Use a Chemical Sanding Product
If you only want to restore the finish, you can do it without even the expense and trouble of renting a floor buffer by using a chemical sanding product. Spread it with a mop and allow it to work for the time specified on the container. It will eat into the existing finish just enough to roughen it up so it will accept a new finish. This method is often called dustless sanding, and it requires no special tools. Be sure to give the floor a good cleaning to remove wax and grime before you use it.
Stain the Floor Darker
Avoid extensive sanding to remove stains and discolorations in the floorboards by staining the floor with a dark stain.

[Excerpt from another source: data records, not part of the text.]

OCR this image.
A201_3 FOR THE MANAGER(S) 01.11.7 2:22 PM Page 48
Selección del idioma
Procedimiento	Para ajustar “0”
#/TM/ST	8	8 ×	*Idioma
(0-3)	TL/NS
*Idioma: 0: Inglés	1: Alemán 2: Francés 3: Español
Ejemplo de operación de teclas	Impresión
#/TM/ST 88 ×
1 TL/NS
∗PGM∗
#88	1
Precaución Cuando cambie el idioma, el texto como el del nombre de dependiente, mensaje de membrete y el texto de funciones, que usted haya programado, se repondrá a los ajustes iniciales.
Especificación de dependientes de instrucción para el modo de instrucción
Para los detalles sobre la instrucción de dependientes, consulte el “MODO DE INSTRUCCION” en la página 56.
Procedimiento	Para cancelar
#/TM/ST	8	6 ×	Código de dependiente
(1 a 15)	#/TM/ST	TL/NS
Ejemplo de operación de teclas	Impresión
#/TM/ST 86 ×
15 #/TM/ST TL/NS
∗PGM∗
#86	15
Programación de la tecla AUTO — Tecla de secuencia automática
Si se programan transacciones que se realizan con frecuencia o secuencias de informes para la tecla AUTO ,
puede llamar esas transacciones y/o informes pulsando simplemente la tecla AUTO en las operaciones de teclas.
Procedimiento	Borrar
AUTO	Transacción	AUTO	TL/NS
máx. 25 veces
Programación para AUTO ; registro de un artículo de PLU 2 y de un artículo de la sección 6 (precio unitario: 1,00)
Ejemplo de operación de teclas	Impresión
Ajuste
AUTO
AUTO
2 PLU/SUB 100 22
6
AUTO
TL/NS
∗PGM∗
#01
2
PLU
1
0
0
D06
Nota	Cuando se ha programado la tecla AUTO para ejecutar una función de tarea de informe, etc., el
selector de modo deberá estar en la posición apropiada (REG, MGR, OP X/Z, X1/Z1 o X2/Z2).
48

You can sand the floor with an orbital sander, screen it with a floor buffer or use a chemical sander, then apply the stain without further ado. It's an effective way to mask water spots and other imperfections without going to the trouble of removing them. If your floor has developed gaps, fill them with a filler that matches the existing floor, then sand. When you stain and finish the floor, the filler will blend with the rest of the wood.